Harrie Anne Kessler, MS, MAc, LAc

Abstract
There are many definitions of pain. Margo McCaffrey, MSN, RN, FAAN, author and internationally recognized specialist in the nursing care of patients with pain, says, Pain is whatever the experiencing person says it is, and exists whenever he says it does. The International Association for the Study of Pain says it is an unpleasant sensory and emotional experience coming from actual or potential tissue damage or, at least, described in terms of such damage. However pain is defined, it hurts and has both emotional and physical aspects.

Causes of Cancer Pain:
Pain can be caused by a disease itself as well as by certain treatments. Up to 50% of people with cancer experience pain while undergoing treatment,1 and some 70% to 90% of people with advanced cancer experience pain.2,3 Cancer is treated with a variety of procedures, including chemotherapy, radiation, and surgery.

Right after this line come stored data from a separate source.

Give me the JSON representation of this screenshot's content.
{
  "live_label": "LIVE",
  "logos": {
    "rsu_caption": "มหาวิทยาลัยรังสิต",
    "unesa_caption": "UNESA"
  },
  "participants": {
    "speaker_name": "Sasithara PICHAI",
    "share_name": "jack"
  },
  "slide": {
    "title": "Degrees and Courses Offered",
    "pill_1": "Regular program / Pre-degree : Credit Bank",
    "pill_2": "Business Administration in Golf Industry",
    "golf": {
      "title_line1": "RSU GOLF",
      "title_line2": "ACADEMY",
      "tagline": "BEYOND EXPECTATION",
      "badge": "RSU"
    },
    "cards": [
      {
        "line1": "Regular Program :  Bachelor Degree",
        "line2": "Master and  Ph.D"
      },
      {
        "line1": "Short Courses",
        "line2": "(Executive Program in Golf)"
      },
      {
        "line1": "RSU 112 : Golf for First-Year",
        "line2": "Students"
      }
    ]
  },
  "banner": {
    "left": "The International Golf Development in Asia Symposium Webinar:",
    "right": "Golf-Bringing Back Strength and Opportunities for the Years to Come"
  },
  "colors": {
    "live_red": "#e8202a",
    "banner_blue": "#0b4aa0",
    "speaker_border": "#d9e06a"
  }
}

Cancer pain arises when a tumor or its metastases invade or press on nerves, vessels, bone, and nearby tissues. It can stretch or compress normal tissue or obstruct a blood vessel, thus causing pain. There may be reduced blood supply, infection, or tissue necrosis, which can also cause pain. Pain is usually related to the location of the tumor, its pattern, and its speed of growth. Secondary pain is often caused by obstruction and infection of organs in the vicinity of the tumor. A small tumor located near a nerve or the spinal cord may be very painful, whereas a larger tumor elsewhere may not cause discomfort.